Male and female drivers with six penalty points to their name were also cheaper to insure than motorists with one, two or three years’ no-claims bonus.
As well as analysing the impact of penalty points, no-claims discounts and other variables, the prestige vehicle leasing specialist found the ŠKODA Fabia to be Britain’s cheapest car to insure**.
The research also dispels common misconceptions such as that parking in a locked garage is always cheaper than leaving the car on the road or driveway. Parking on the road was cheapest on average, costing nearly 10% less compared to leaving a vehicle in a locked garage; parking on the road was also fractionally cheaper than the driveway*.
The sharp rise in thefts using ‘transmitter relay’ attacks targeting cars with keyless entry systems could be to blame for lower insurance quotes for cars which are parked on surrounding roads.
Vantage Leasing Managing Director, Rob Walker, said: “The research is eye-opening, dispelling common myths including that penalty points could spell disaster when it comes to insurance costs. We also see how the latest trends in car crime such as keyless theft can impact how insurers view risk – hence why parking on the road at night is often cheaper.
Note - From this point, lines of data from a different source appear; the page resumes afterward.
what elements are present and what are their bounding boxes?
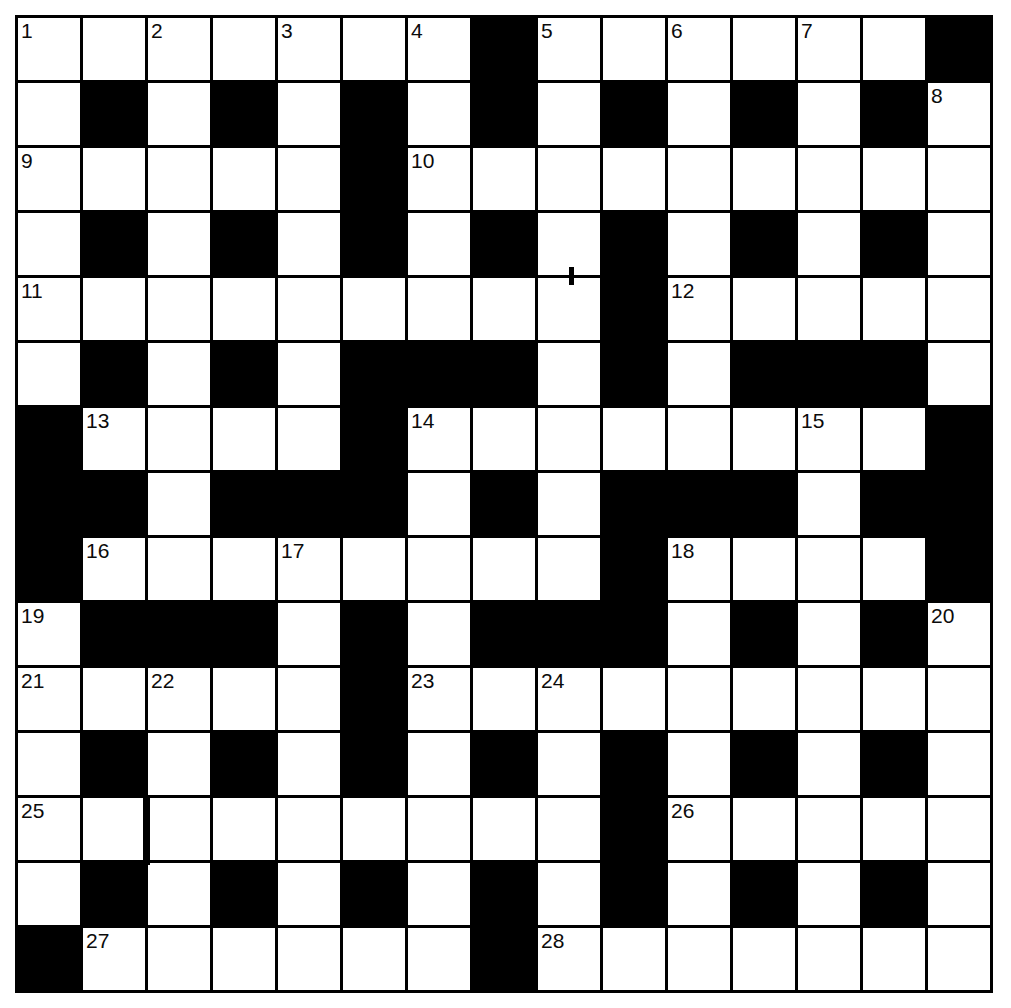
- cell-r13c9[interactable]: [538, 798, 600, 860]
- cell-r14c12: [733, 863, 795, 925]
- cell-r3c8[interactable]: [473, 148, 535, 210]
- cell-r4c7[interactable]: [408, 213, 470, 275]
- cell-r15c15[interactable]: [928, 928, 990, 990]
- cell-r15c2[interactable]: 27: [83, 928, 145, 990]
- cell-r9c10: [603, 538, 665, 600]
- cell-r7c8[interactable]: [473, 408, 535, 470]
- cell-r6c5[interactable]: [278, 343, 340, 405]
- cell-r13c3[interactable]: [148, 798, 210, 860]
- cell-r5c11[interactable]: 12: [668, 278, 730, 340]
- cell-r3c15[interactable]: [928, 148, 990, 210]
- cell-r10c11[interactable]: [668, 603, 730, 665]
- clue-number-15: 15: [798, 408, 860, 431]
- cell-r14c4: [213, 863, 275, 925]
- cell-r4c12: [733, 213, 795, 275]
- cell-r7c12[interactable]: [733, 408, 795, 470]
- cell-r9c1: [18, 538, 80, 600]
- cell-r11c15[interactable]: [928, 668, 990, 730]
- cell-r12c13[interactable]: [798, 733, 860, 795]
- cell-r8c4: [213, 473, 275, 535]
- cell-r10c12: [733, 603, 795, 665]
- cell-r1c15: [928, 18, 990, 80]
- cell-r10c8: [473, 603, 535, 665]
- cell-r14c3[interactable]: [148, 863, 210, 925]
- cell-r8c12: [733, 473, 795, 535]
- cell-r5c2[interactable]: [83, 278, 145, 340]
- cell-r5c12[interactable]: [733, 278, 795, 340]
- cell-r13c1[interactable]: 25: [18, 798, 80, 860]
- cell-r4c10: [603, 213, 665, 275]
- cell-r2c7[interactable]: [408, 83, 470, 145]
- thick-border-mark: [143, 796, 150, 865]
- cell-r1c13[interactable]: 7: [798, 18, 860, 80]
- clue-number-1: 1: [18, 18, 80, 41]
- cell-r5c10: [603, 278, 665, 340]
- cell-r9c8[interactable]: [473, 538, 535, 600]
- cell-r10c10: [603, 603, 665, 665]
- cell-r15c9[interactable]: 28: [538, 928, 600, 990]
- cell-r8c14: [863, 473, 925, 535]
- cell-r10c2: [83, 603, 145, 665]
- cell-r6c4: [213, 343, 275, 405]
- cell-r8c9[interactable]: [538, 473, 600, 535]
- cell-r12c3[interactable]: [148, 733, 210, 795]
- clue-number-24: 24: [538, 668, 600, 691]
- cell-r3c4[interactable]: [213, 148, 275, 210]
- cell-r1c2[interactable]: [83, 18, 145, 80]
- clue-number-3: 3: [278, 18, 340, 41]
- cell-r6c3[interactable]: [148, 343, 210, 405]
- cell-r4c6: [343, 213, 405, 275]
- clue-number-26: 26: [668, 798, 730, 821]
- cell-r9c3[interactable]: [148, 538, 210, 600]
- cell-r12c11[interactable]: [668, 733, 730, 795]
- cell-r1c1[interactable]: 1: [18, 18, 80, 80]
- cell-r14c7[interactable]: [408, 863, 470, 925]
- cell-r1c9[interactable]: 5: [538, 18, 600, 80]
- cell-r9c13[interactable]: [798, 538, 860, 600]
- cell-r13c11[interactable]: 26: [668, 798, 730, 860]
- cell-r2c12: [733, 83, 795, 145]
- cell-r11c5[interactable]: [278, 668, 340, 730]
- cell-r11c14[interactable]: [863, 668, 925, 730]
- cell-r6c13: [798, 343, 860, 405]
- cell-r10c3: [148, 603, 210, 665]
- cell-r8c3[interactable]: [148, 473, 210, 535]
- cell-r8c5: [278, 473, 340, 535]
- cell-r2c5[interactable]: [278, 83, 340, 145]
- cell-r10c7[interactable]: [408, 603, 470, 665]
- cell-r14c13[interactable]: [798, 863, 860, 925]
- clue-number-11: 11: [18, 278, 80, 301]
- cell-r8c13[interactable]: [798, 473, 860, 535]
- cell-r5c1[interactable]: 11: [18, 278, 80, 340]
- cell-r2c13[interactable]: [798, 83, 860, 145]
- cell-r2c11[interactable]: [668, 83, 730, 145]
- cell-r8c1: [18, 473, 80, 535]
- cell-r4c3[interactable]: [148, 213, 210, 275]
- cell-r3c13[interactable]: [798, 148, 860, 210]
- cell-r11c9[interactable]: 24: [538, 668, 600, 730]
- cell-r12c15[interactable]: [928, 733, 990, 795]
- cell-r13c2[interactable]: [83, 798, 145, 860]
- cell-r4c4: [213, 213, 275, 275]
- cell-r13c13[interactable]: [798, 798, 860, 860]
- cell-r6c15[interactable]: [928, 343, 990, 405]
- clue-number-17: 17: [278, 538, 340, 561]
- cell-r13c12[interactable]: [733, 798, 795, 860]
- clue-number-19: 19: [18, 603, 80, 626]
- clue-number-5: 5: [538, 18, 600, 41]
- cell-r13c4[interactable]: [213, 798, 275, 860]
- cell-r6c8: [473, 343, 535, 405]
- cell-r15c11[interactable]: [668, 928, 730, 990]
- cell-r10c15[interactable]: 20: [928, 603, 990, 665]
- cell-r14c5[interactable]: [278, 863, 340, 925]
- cell-r1c3[interactable]: 2: [148, 18, 210, 80]
- cell-r2c10: [603, 83, 665, 145]
- cell-r12c7[interactable]: [408, 733, 470, 795]
- cell-r7c10[interactable]: [603, 408, 665, 470]
- cell-r5c14[interactable]: [863, 278, 925, 340]
- cell-r12c10: [603, 733, 665, 795]
- cell-r3c10[interactable]: [603, 148, 665, 210]
- clue-number-9: 9: [18, 148, 80, 171]
- cell-r5c7[interactable]: [408, 278, 470, 340]
- cell-r5c15[interactable]: [928, 278, 990, 340]
- cell-r4c15[interactable]: [928, 213, 990, 275]
- cell-r14c8: [473, 863, 535, 925]
- cell-r13c15[interactable]: [928, 798, 990, 860]
- cell-r12c2: [83, 733, 145, 795]
- cell-r5c6[interactable]: [343, 278, 405, 340]
- cell-r11c7[interactable]: 23: [408, 668, 470, 730]
- cell-r8c11: [668, 473, 730, 535]
- cell-r12c8: [473, 733, 535, 795]
- cell-r7c3[interactable]: [148, 408, 210, 470]
- cell-r11c6: [343, 668, 405, 730]
- cell-r10c9: [538, 603, 600, 665]
- cell-r13c5[interactable]: [278, 798, 340, 860]
- cell-r2c8: [473, 83, 535, 145]
- cell-r10c4: [213, 603, 275, 665]
- cell-r14c1[interactable]: [18, 863, 80, 925]
- cell-r7c5[interactable]: [278, 408, 340, 470]
- cell-r15c3[interactable]: [148, 928, 210, 990]
- cell-r1c7[interactable]: 4: [408, 18, 470, 80]
- cell-r12c1[interactable]: [18, 733, 80, 795]
- cell-r6c11[interactable]: [668, 343, 730, 405]
- cell-r3c9[interactable]: [538, 148, 600, 210]
- cell-r3c3[interactable]: [148, 148, 210, 210]
- cell-r4c9[interactable]: [538, 213, 600, 275]
- cell-r11c10[interactable]: [603, 668, 665, 730]
- cell-r11c2[interactable]: [83, 668, 145, 730]
- cell-r6c6: [343, 343, 405, 405]
- cell-r3c7[interactable]: 10: [408, 148, 470, 210]
- cell-r10c1[interactable]: 19: [18, 603, 80, 665]
- clue-number-16: 16: [83, 538, 145, 561]
- cell-r13c6[interactable]: [343, 798, 405, 860]
- cell-r14c10: [603, 863, 665, 925]
- cell-r3c12[interactable]: [733, 148, 795, 210]
- clue-number-10: 10: [408, 148, 470, 171]
- cell-r15c13[interactable]: [798, 928, 860, 990]
- cell-r7c4[interactable]: [213, 408, 275, 470]
- clue-number-27: 27: [83, 928, 145, 951]
- clue-number-12: 12: [668, 278, 730, 301]
- cell-r7c11[interactable]: [668, 408, 730, 470]
- clue-number-23: 23: [408, 668, 470, 691]
- cell-r7c15: [928, 408, 990, 470]
- cell-r14c14: [863, 863, 925, 925]
- cell-r11c11[interactable]: [668, 668, 730, 730]
- clue-number-21: 21: [18, 668, 80, 691]
- cell-r14c9[interactable]: [538, 863, 600, 925]
- cell-r5c5[interactable]: [278, 278, 340, 340]
- cell-r3c14[interactable]: [863, 148, 925, 210]
- clue-number-4: 4: [408, 18, 470, 41]
- cell-r11c1[interactable]: 21: [18, 668, 80, 730]
- cell-r2c9[interactable]: [538, 83, 600, 145]
- cell-r2c2: [83, 83, 145, 145]
- cell-r7c2[interactable]: 13: [83, 408, 145, 470]
- cell-r15c1: [18, 928, 80, 990]
- cell-r11c13[interactable]: [798, 668, 860, 730]
- cell-r4c14: [863, 213, 925, 275]
- cell-r4c5[interactable]: [278, 213, 340, 275]
- cell-r11c12[interactable]: [733, 668, 795, 730]
- cell-r7c9[interactable]: [538, 408, 600, 470]
- clue-number-14: 14: [408, 408, 470, 431]
- cell-r15c4[interactable]: [213, 928, 275, 990]
- cursor-tick-mark: [569, 267, 574, 285]
- clue-number-20: 20: [928, 603, 990, 626]
- cell-r6c7: [408, 343, 470, 405]
- cell-r5c8[interactable]: [473, 278, 535, 340]
- cell-r5c4[interactable]: [213, 278, 275, 340]
- cell-r14c2: [83, 863, 145, 925]
- cell-r15c14[interactable]: [863, 928, 925, 990]
- cell-r1c5[interactable]: 3: [278, 18, 340, 80]
- cell-r4c1[interactable]: [18, 213, 80, 275]
- cell-r7c1: [18, 408, 80, 470]
- cell-r15c12[interactable]: [733, 928, 795, 990]
- cell-r11c3[interactable]: 22: [148, 668, 210, 730]
- cell-r1c4[interactable]: [213, 18, 275, 80]
- cell-r3c5[interactable]: [278, 148, 340, 210]
- cell-r3c11[interactable]: [668, 148, 730, 210]
- cell-r1c8: [473, 18, 535, 80]
- cell-r13c14[interactable]: [863, 798, 925, 860]
- cell-r14c15[interactable]: [928, 863, 990, 925]
- cell-r1c12[interactable]: [733, 18, 795, 80]
- cell-r8c2: [83, 473, 145, 535]
- cell-r2c6: [343, 83, 405, 145]
- cell-r6c12: [733, 343, 795, 405]
- cell-r15c7[interactable]: [408, 928, 470, 990]
- cell-r5c9[interactable]: [538, 278, 600, 340]
- clue-number-8: 8: [928, 83, 990, 106]
- cell-r5c13[interactable]: [798, 278, 860, 340]
- cell-r9c14[interactable]: [863, 538, 925, 600]
- cell-r8c10: [603, 473, 665, 535]
- cell-r11c8[interactable]: [473, 668, 535, 730]
- cell-r12c4: [213, 733, 275, 795]
- cell-r13c10: [603, 798, 665, 860]
- cell-r12c9[interactable]: [538, 733, 600, 795]
- cell-r7c6: [343, 408, 405, 470]
- cell-r6c9[interactable]: [538, 343, 600, 405]
- clue-number-28: 28: [538, 928, 600, 951]
- cell-r15c8: [473, 928, 535, 990]
- cell-r8c15: [928, 473, 990, 535]
- cell-r14c11[interactable]: [668, 863, 730, 925]
- clue-number-6: 6: [668, 18, 730, 41]
- cell-r2c15[interactable]: 8: [928, 83, 990, 145]
- cell-r15c6[interactable]: [343, 928, 405, 990]
- cell-r15c10[interactable]: [603, 928, 665, 990]
- cell-r7c14[interactable]: [863, 408, 925, 470]
- crossword-grid: 1234567891011121314151617181920212223242…: [15, 15, 993, 993]
- cell-r9c5[interactable]: 17: [278, 538, 340, 600]
- cell-r8c6: [343, 473, 405, 535]
- cell-r12c14: [863, 733, 925, 795]
- cell-r8c8: [473, 473, 535, 535]
- cell-r6c1[interactable]: [18, 343, 80, 405]
- cell-r6c14: [863, 343, 925, 405]
- cell-r9c11[interactable]: 18: [668, 538, 730, 600]
- cell-r4c8: [473, 213, 535, 275]
- cell-r9c9[interactable]: [538, 538, 600, 600]
- clue-number-18: 18: [668, 538, 730, 561]
- cell-r12c6: [343, 733, 405, 795]
- cell-r9c6[interactable]: [343, 538, 405, 600]
- cell-r7c13[interactable]: 15: [798, 408, 860, 470]
- cell-r4c2: [83, 213, 145, 275]
- cell-r6c10: [603, 343, 665, 405]
- cell-r3c6: [343, 148, 405, 210]
- cell-r10c14: [863, 603, 925, 665]
- cell-r12c12: [733, 733, 795, 795]
- cell-r9c12[interactable]: [733, 538, 795, 600]
- cell-r1c11[interactable]: 6: [668, 18, 730, 80]
- clue-number-25: 25: [18, 798, 80, 821]
- cell-r11c4[interactable]: [213, 668, 275, 730]
- clue-number-13: 13: [83, 408, 145, 431]
- cell-r1c10[interactable]: [603, 18, 665, 80]
- cell-r2c3[interactable]: [148, 83, 210, 145]
- clue-number-7: 7: [798, 18, 860, 41]
- cell-r6c2: [83, 343, 145, 405]
- cell-r2c4: [213, 83, 275, 145]
- cell-r10c6: [343, 603, 405, 665]
- cell-r3c2[interactable]: [83, 148, 145, 210]
- cell-r15c5[interactable]: [278, 928, 340, 990]
- cell-r3c1[interactable]: 9: [18, 148, 80, 210]
- cell-r4c13[interactable]: [798, 213, 860, 275]
- cell-r10c5[interactable]: [278, 603, 340, 665]
- cell-r9c2[interactable]: 16: [83, 538, 145, 600]
- cell-r14c6: [343, 863, 405, 925]
- clue-number-2: 2: [148, 18, 210, 41]
- cell-r10c13[interactable]: [798, 603, 860, 665]
- cell-r4c11[interactable]: [668, 213, 730, 275]
- cell-r8c7[interactable]: [408, 473, 470, 535]
- cell-r7c7[interactable]: 14: [408, 408, 470, 470]
- cell-r13c8[interactable]: [473, 798, 535, 860]
- cell-r9c7[interactable]: [408, 538, 470, 600]
- cell-r5c3[interactable]: [148, 278, 210, 340]
- cell-r13c7[interactable]: [408, 798, 470, 860]
- cell-r2c14: [863, 83, 925, 145]
- clue-number-22: 22: [148, 668, 210, 691]
- cell-r1c14[interactable]: [863, 18, 925, 80]
- cell-r1c6[interactable]: [343, 18, 405, 80]
- cell-r12c5[interactable]: [278, 733, 340, 795]
- cell-r2c1[interactable]: [18, 83, 80, 145]
- cell-r9c4[interactable]: [213, 538, 275, 600]
- cell-r9c15: [928, 538, 990, 600]
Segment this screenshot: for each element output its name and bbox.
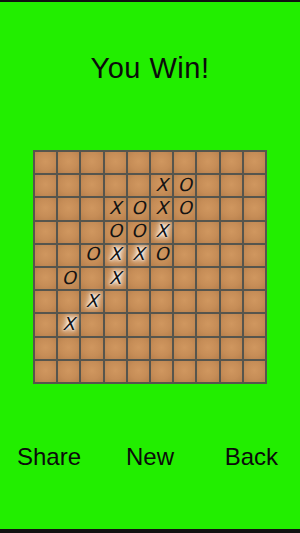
x-piece: X [109,199,121,217]
board-cell[interactable] [244,222,265,243]
x-piece: X [109,269,121,287]
board-cell[interactable] [151,291,172,312]
x-piece: X [132,245,144,263]
board-cell[interactable] [35,222,56,243]
board-cell[interactable] [174,152,195,173]
board-cell[interactable]: X [151,222,172,243]
board-cell[interactable]: X [105,245,126,266]
board-cell[interactable] [35,198,56,219]
board-cell[interactable] [35,245,56,266]
o-piece: O [62,269,76,287]
board-cell[interactable] [105,175,126,196]
board-cell[interactable] [128,291,149,312]
o-piece: O [108,222,122,240]
new-game-button-label: New [126,443,174,471]
board-cell[interactable] [105,338,126,359]
board-cell[interactable] [174,245,195,266]
board-cell[interactable] [81,175,102,196]
board-cell[interactable] [221,245,242,266]
board-cell[interactable] [221,338,242,359]
board-cell[interactable]: X [58,314,79,335]
board-cell[interactable]: O [128,198,149,219]
x-piece: X [63,315,75,333]
board-cell[interactable]: O [128,222,149,243]
board-cell[interactable] [244,268,265,289]
board-cell[interactable] [244,198,265,219]
board-cell[interactable] [244,314,265,335]
board-cell[interactable] [197,245,218,266]
board-cell[interactable]: X [105,268,126,289]
board-cell[interactable] [174,268,195,289]
board-cell[interactable] [128,268,149,289]
board-cell[interactable] [221,222,242,243]
board-cell[interactable] [81,361,102,382]
board-cell[interactable] [197,291,218,312]
board-cell[interactable] [58,222,79,243]
board-cell[interactable] [105,291,126,312]
board-cell[interactable] [105,361,126,382]
board-cell[interactable] [35,361,56,382]
board-cell[interactable] [105,314,126,335]
result-title: You Win! [0,52,300,85]
o-piece: O [178,199,192,217]
board-cell[interactable] [58,198,79,219]
board-cell[interactable] [174,291,195,312]
board-cell[interactable] [81,152,102,173]
board-cell[interactable] [151,338,172,359]
board-cell[interactable] [221,175,242,196]
board-cell[interactable] [221,361,242,382]
board-cell[interactable] [197,175,218,196]
board-cell[interactable]: X [81,291,102,312]
board-cell[interactable] [128,314,149,335]
o-piece: O [131,199,145,217]
o-piece: O [85,245,99,263]
back-button[interactable]: Back [225,443,278,471]
board-cell[interactable] [58,361,79,382]
board-cell[interactable] [174,314,195,335]
board-cell[interactable] [244,175,265,196]
board-cell[interactable] [35,338,56,359]
o-piece: O [155,245,169,263]
board-cell[interactable] [35,291,56,312]
board-cell[interactable] [197,314,218,335]
x-piece: X [109,245,121,263]
board-cell[interactable] [128,361,149,382]
app-screen: You Win! XOXOXOOOXOXXOOXXX Share New Bac… [0,0,300,533]
board-cell[interactable] [174,222,195,243]
board-cell[interactable] [151,268,172,289]
board-cell[interactable] [81,198,102,219]
board-cell[interactable] [151,361,172,382]
board-cell[interactable] [128,338,149,359]
bottom-frame-bar [0,529,300,533]
board-cell[interactable] [221,291,242,312]
board-cell[interactable] [197,338,218,359]
board-cell[interactable] [244,291,265,312]
board-cell[interactable] [58,338,79,359]
board-cell[interactable] [221,268,242,289]
board-cell[interactable] [105,152,126,173]
board-cell[interactable]: X [128,245,149,266]
board-cell[interactable] [81,338,102,359]
board-cell[interactable]: O [174,198,195,219]
board-cell[interactable] [244,338,265,359]
board-cell[interactable] [151,314,172,335]
board-cell[interactable] [174,361,195,382]
board-cell[interactable] [244,361,265,382]
board-cell[interactable] [221,198,242,219]
top-frame-bar [0,0,300,2]
board-cell[interactable]: O [105,222,126,243]
board-cell[interactable] [151,152,172,173]
board-cell[interactable] [197,152,218,173]
board-cell[interactable] [35,175,56,196]
board-cell[interactable] [81,222,102,243]
x-piece: X [155,199,167,217]
board-cell[interactable]: O [174,175,195,196]
x-piece: X [86,292,98,310]
board-cell[interactable] [81,268,102,289]
o-piece: O [178,176,192,194]
board-cell[interactable]: X [105,198,126,219]
board-cell[interactable] [244,245,265,266]
board-cell[interactable] [81,314,102,335]
x-piece: X [155,222,167,240]
board-cell[interactable] [221,152,242,173]
button-row: Share New Back [0,443,300,469]
board-cell[interactable] [128,175,149,196]
board-cell[interactable]: X [151,198,172,219]
board-cell[interactable]: O [81,245,102,266]
board-cell[interactable] [35,152,56,173]
board-cell[interactable] [197,361,218,382]
board-cell[interactable] [58,245,79,266]
board-cell[interactable] [197,268,218,289]
o-piece: O [131,222,145,240]
board-cell[interactable] [244,152,265,173]
board-cell[interactable]: O [151,245,172,266]
game-board: XOXOXOOOXOXXOOXXX [33,150,267,384]
board-cell[interactable] [58,152,79,173]
board-cell[interactable] [35,314,56,335]
board-cell[interactable] [174,338,195,359]
board-cell[interactable] [197,222,218,243]
board-cell[interactable] [221,314,242,335]
board-cell[interactable] [128,152,149,173]
board-cell[interactable]: O [58,268,79,289]
board-cell[interactable] [197,198,218,219]
board-cell[interactable] [58,291,79,312]
board-cell[interactable] [58,175,79,196]
board-cell[interactable]: X [151,175,172,196]
board-cell[interactable] [35,268,56,289]
x-piece: X [155,176,167,194]
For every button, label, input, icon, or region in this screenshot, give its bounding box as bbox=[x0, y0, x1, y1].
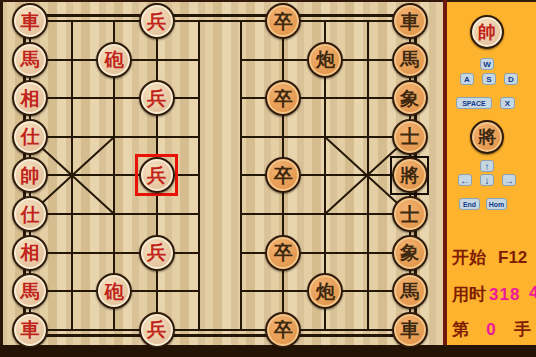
piece-label: 兵 bbox=[147, 166, 166, 185]
piece-black-elephant[interactable]: 象 bbox=[392, 80, 428, 116]
time-value-overflow-digit: 4 bbox=[529, 283, 536, 303]
red-general-icon: 帥 bbox=[470, 15, 504, 49]
piece-black-soldier[interactable]: 卒 bbox=[265, 3, 301, 39]
piece-black-horse[interactable]: 馬 bbox=[392, 42, 428, 78]
piece-red-advisor[interactable]: 仕 bbox=[12, 119, 48, 155]
key-end-icon: End bbox=[459, 198, 480, 210]
piece-black-general[interactable]: 將 bbox=[392, 157, 428, 193]
piece-black-chariot[interactable]: 車 bbox=[392, 312, 428, 348]
piece-label: 卒 bbox=[274, 89, 293, 108]
start-key-label: F12 bbox=[498, 248, 527, 268]
piece-black-advisor[interactable]: 士 bbox=[392, 119, 428, 155]
piece-label: 砲 bbox=[105, 282, 124, 301]
piece-label: 帥 bbox=[21, 166, 40, 185]
piece-red-elephant[interactable]: 相 bbox=[12, 235, 48, 271]
piece-red-soldier[interactable]: 兵 bbox=[139, 157, 175, 193]
piece-black-soldier[interactable]: 卒 bbox=[265, 312, 301, 348]
board-line bbox=[29, 20, 411, 22]
piece-red-soldier[interactable]: 兵 bbox=[139, 235, 175, 271]
board-left-edge bbox=[0, 0, 3, 345]
key-a-icon: A bbox=[460, 73, 474, 85]
move-count: 0 bbox=[486, 320, 496, 340]
piece-red-elephant[interactable]: 相 bbox=[12, 80, 48, 116]
piece-black-cannon[interactable]: 炮 bbox=[307, 42, 343, 78]
piece-label: 馬 bbox=[400, 282, 419, 301]
board-bottom-edge bbox=[0, 345, 536, 357]
piece-red-horse[interactable]: 馬 bbox=[12, 42, 48, 78]
key-d-icon: D bbox=[504, 73, 518, 85]
piece-label: 卒 bbox=[274, 243, 293, 262]
piece-black-advisor[interactable]: 士 bbox=[392, 196, 428, 232]
key-arrow-right-icon: → bbox=[502, 174, 516, 186]
piece-label: 炮 bbox=[316, 282, 335, 301]
piece-label: 仕 bbox=[21, 127, 40, 146]
key-space-icon: SPACE bbox=[456, 97, 492, 109]
key-arrow-up-icon: ↑ bbox=[480, 160, 494, 172]
piece-label: 馬 bbox=[400, 50, 419, 69]
piece-label: 兵 bbox=[147, 320, 166, 339]
piece-label: 卒 bbox=[274, 166, 293, 185]
black-general-icon: 將 bbox=[470, 120, 504, 154]
piece-label: 車 bbox=[400, 320, 419, 339]
start-label: 开始 bbox=[452, 246, 486, 269]
black-general-label: 將 bbox=[478, 128, 496, 146]
piece-label: 車 bbox=[400, 12, 419, 31]
board-line bbox=[29, 329, 411, 331]
move-suffix: 手 bbox=[514, 318, 531, 341]
piece-label: 馬 bbox=[21, 50, 40, 69]
xiangqi-game-window: 車馬相仕帥仕相馬車砲砲兵兵兵兵兵卒卒卒卒卒炮炮車馬象士將士象馬車 帥 W A S… bbox=[0, 0, 536, 357]
key-home-icon: Hom bbox=[486, 198, 507, 210]
red-general-label: 帥 bbox=[478, 23, 496, 41]
piece-label: 兵 bbox=[147, 12, 166, 31]
piece-label: 馬 bbox=[21, 282, 40, 301]
piece-label: 車 bbox=[21, 320, 40, 339]
piece-label: 兵 bbox=[147, 89, 166, 108]
control-sidebar: 帥 W A S D SPACE X 將 ↑ ← ↓ → End Hom 开始 F… bbox=[447, 2, 536, 345]
piece-black-chariot[interactable]: 車 bbox=[392, 3, 428, 39]
piece-label: 砲 bbox=[105, 50, 124, 69]
xiangqi-board[interactable]: 車馬相仕帥仕相馬車砲砲兵兵兵兵兵卒卒卒卒卒炮炮車馬象士將士象馬車 bbox=[0, 0, 443, 345]
move-prefix: 第 bbox=[452, 318, 469, 341]
key-arrow-down-icon: ↓ bbox=[480, 174, 494, 186]
piece-label: 車 bbox=[21, 12, 40, 31]
piece-label: 卒 bbox=[274, 12, 293, 31]
key-arrow-left-icon: ← bbox=[458, 174, 472, 186]
key-s-icon: S bbox=[482, 73, 496, 85]
start-hint: 开始 F12 bbox=[452, 246, 527, 269]
piece-label: 相 bbox=[21, 243, 40, 262]
piece-red-soldier[interactable]: 兵 bbox=[139, 312, 175, 348]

“While the research shows what a typical male or female driver can expect, it doesn’t cover every eventuality, and some may find their circumstances produce different results. It does, however, provide some intriguing insights into the ever-evolving nature of vehicle insurance.”
A driver’s occupation can impact insurance quotes, with the ‘riskiest’ jobs coming in around 20% more expensive than those considered safer. Computer programmers are among the cheapest to insure; whereas catering staff are deemed to be among the riskiest**.
Perhaps unsurprisingly, a typical young driver is impacted more by driving convictions than an older driver, and their occupation can see quotes vary by as much as 30%. A typical 21-year-old sales executive could pay over £350 more than a young book-keeper.